Farming policy matter of life, death

Farming
Farming

To appreciate just how low a priority agriculture policy is to Kenya’s leading politicians, just consider what we saw during the recent presidential campaigns:

For example, President Uhuru Kenyatta went to Meru and offered a subsidy of Sh1 billion to support miraa farmers whose produce has been banned from key markets in Europe.

And in Mumias, he presided over the “revival” of the Mumias Sugar factory with a pledge that all outstanding debts owed to farmers for sugarcane delivered to the factory would soon be paid. A cheque for Sh500 million was publicly handed over for this initial purpose, with a further Sh3.2 billion pledged for the full revival of the factory.

Not to be outdone, the former Prime Minister Raila Odinga, Uhuru’s main challenger, made his own extravagant promises to the miraa farmers in Meru. Further, his associates were quick to dismiss the financial support made available to Mumias Sugar as a mere campaign gimmick intended to hoodwink the farmers.

The significant point that comes out of all this is the casual and populist nature of these initiatives.

Compare this with what happens in one of the few sectors of the Kenyan economy that has all along operated with a modicum of professionalism — the higher education sector.

Going back all the way to the single-party Moi era autocracy, Kenyan universities have been run in a manner broadly comparable to similar institutions all over the world.

There is a well-defined system for accrediting new universities; well-scrutinised syllabi for each university course; minimum academic requirements for the admission of students, etc.

Hence, you find that Kenyan politicians aspiring to gubernatorial office — for which university education is a prerequisite — find it easier to seek their ‘degrees’ in other African nations, or in obscure evangelical colleges in the US, where even PhDs can be obtained without the inconvenience of any time spent in a classroom.

Now agriculture is far more fundamental to the well-being of this country than higher education. True, we need educated men and women. But in a country where about 70 per cent of the population live in the rural areas and struggle to make a living off the land through small-scale farming, effective agriculture policy is a matter of life and death.

Indeed, there can be no national priority greater than that of ensuring that small-scale farming is profitable for those willing to work hard at it.

So, our agricultural sector should have all the things that we see in higher education: Global standards, structured long-term planning, digital records, generous unsecured loans, research facilities, and even linkages and partnerships with foreign centres of excellence.

Instead we find agriculture in a permanent state of crisis, with destitute farmers all over the country regularly pleading for bailouts, and only receiving them when there is a presidential election at hand.

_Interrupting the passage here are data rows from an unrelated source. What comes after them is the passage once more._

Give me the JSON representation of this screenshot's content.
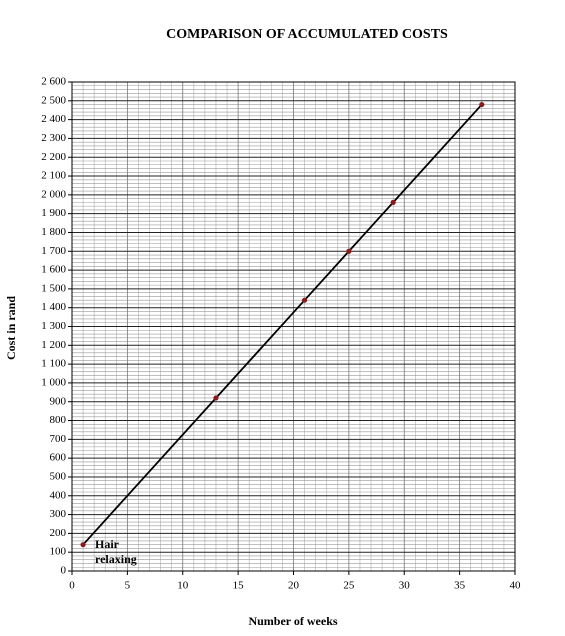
{
  "chart_data": {
    "type": "line",
    "title": "COMPARISON OF ACCUMULATED COSTS",
    "x_label": "Number of weeks",
    "y_label": "Cost in rand",
    "annotation": "Hair relaxing",
    "series": [
      {
        "name": "Hair relaxing",
        "color": "#000000",
        "marker_color": "#8b1a1a",
        "x": [
          1,
          13,
          21,
          25,
          29,
          37
        ],
        "values": [
          140,
          920,
          1440,
          1700,
          1960,
          2480
        ]
      }
    ],
    "xlim": [
      0,
      40
    ],
    "xticks": [
      0,
      5,
      10,
      15,
      20,
      25,
      30,
      35,
      40
    ],
    "ylim": [
      0,
      2600
    ],
    "yticks": [
      0,
      100,
      200,
      300,
      400,
      500,
      600,
      700,
      800,
      900,
      {
        "value": 1000,
        "label": "1 000"
      },
      {
        "value": 1100,
        "label": "1 100"
      },
      {
        "value": 1200,
        "label": "1 200"
      },
      {
        "value": 1300,
        "label": "1 300"
      },
      {
        "value": 1400,
        "label": "1 400"
      },
      {
        "value": 1500,
        "label": "1 500"
      },
      {
        "value": 1600,
        "label": "1 600"
      },
      {
        "value": 1700,
        "label": "1 700"
      },
      {
        "value": 1800,
        "label": "1 800"
      },
      {
        "value": 1900,
        "label": "1 900"
      },
      {
        "value": 2000,
        "label": "2 000"
      },
      {
        "value": 2100,
        "label": "2 100"
      },
      {
        "value": 2200,
        "label": "2 200"
      },
      {
        "value": 2300,
        "label": "2 300"
      },
      {
        "value": 2400,
        "label": "2 400"
      },
      {
        "value": 2500,
        "label": "2 500"
      },
      {
        "value": 2600,
        "label": "2 600"
      }
    ],
    "grid": true,
    "minor_grid": true
  }
}
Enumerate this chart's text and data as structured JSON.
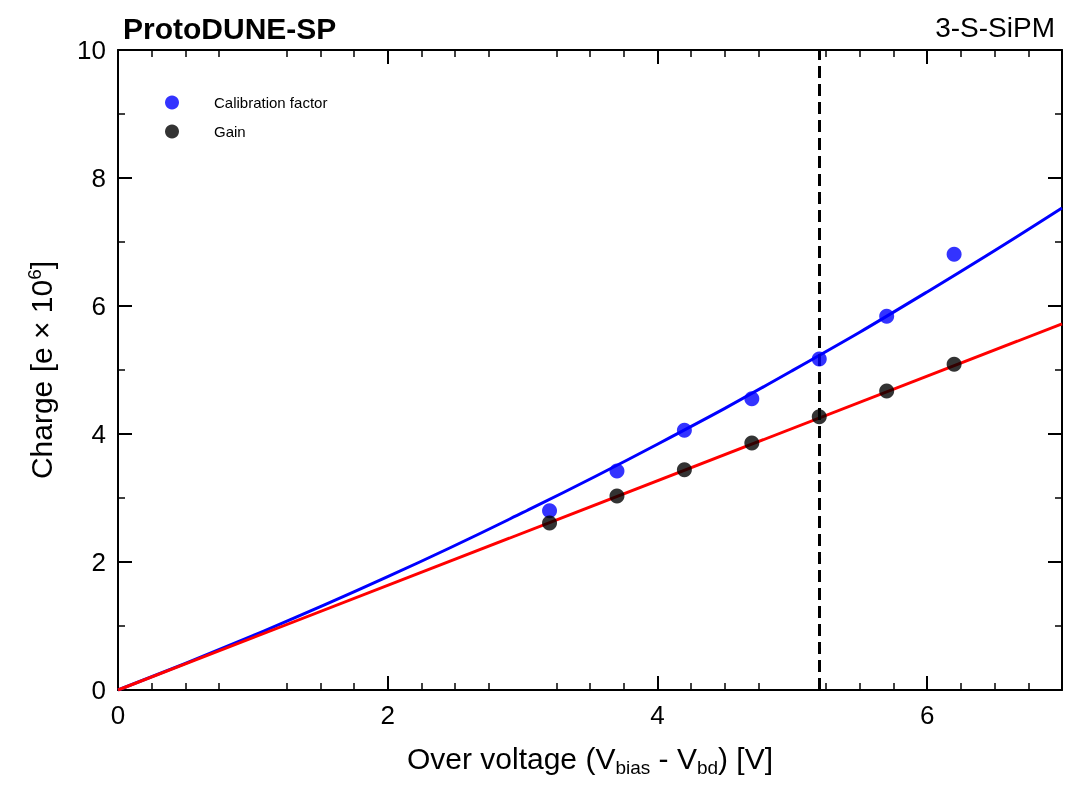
{
  "chart_data": {
    "type": "scatter",
    "title": "ProtoDUNE-SP",
    "subtitle": "3-S-SiPM",
    "xlabel": "Over voltage (V$_{bias}$ - V$_{bd}$) [V]",
    "ylabel": "Charge [e × 10$^{6}$]",
    "x": [
      3.2,
      3.7,
      4.2,
      4.7,
      5.2,
      5.7,
      6.2
    ],
    "series": [
      {
        "name": "Calibration factor",
        "color": "#0000ff",
        "marker": "circle",
        "values": [
          2.8,
          3.42,
          4.06,
          4.55,
          5.17,
          5.84,
          6.81
        ]
      },
      {
        "name": "Gain",
        "color": "#000000",
        "marker": "circle",
        "values": [
          2.61,
          3.03,
          3.44,
          3.86,
          4.27,
          4.67,
          5.09
        ]
      },
      {
        "type": "line",
        "color": "#0000ff",
        "marker": "none",
        "x": [
          0,
          1,
          2,
          3,
          4,
          5,
          6,
          7
        ],
        "values": [
          0,
          0.85,
          1.77,
          2.77,
          3.84,
          4.99,
          6.22,
          7.53
        ]
      },
      {
        "type": "line",
        "color": "#ff0000",
        "marker": "none",
        "x": [
          0,
          7
        ],
        "values": [
          0,
          5.72
        ]
      }
    ],
    "xlim": [
      0,
      7
    ],
    "xticks": [
      0,
      2,
      4,
      6
    ],
    "ylim": [
      0,
      10
    ],
    "yticks": [
      0,
      2,
      4,
      6,
      8,
      10
    ],
    "ref_lines": [
      {
        "axis": "x",
        "value": 5.2,
        "color": "#000000",
        "line_style": "dashed"
      }
    ],
    "grid": false,
    "legend": "top left"
  }
}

These random bailouts in many cases are no solution at all. They are merely evidence of policy failure, and a lack of serious intent on the part of the government.

Successive Kenyan governments have been bailing out sugar factories for decades now, but the farmers who supply sugarcane to these factories (the intended beneficiaries of these bailouts) only fall deeper and deeper into poverty.

Miraa offers the oddest policy failure of all: It was once the single most profitable crop grown in Kenya. But the ban on miraa imports by European nations was effectively the end of the game for this unusual crop — reportedly just a mild recreational stimulant,m but all the same, highly addictive.

Yet not one prominent leader from Meru, nor any leading presidential candidate, has come out to state the obvious: That what the miraa farmers in Meru need is not the Sh1 billion subsidy received in fulfilment of an election promise, but a multibillion-shilling long-term plan for creating an alternative cash crop economy.

All we see are such leaders, on their visits to Meru, grimacing as they conspicuously chew miraa at a political rally, and subsequently rising to make empty promises that they will somehow “renegotiate” entry into the European markets for this crop.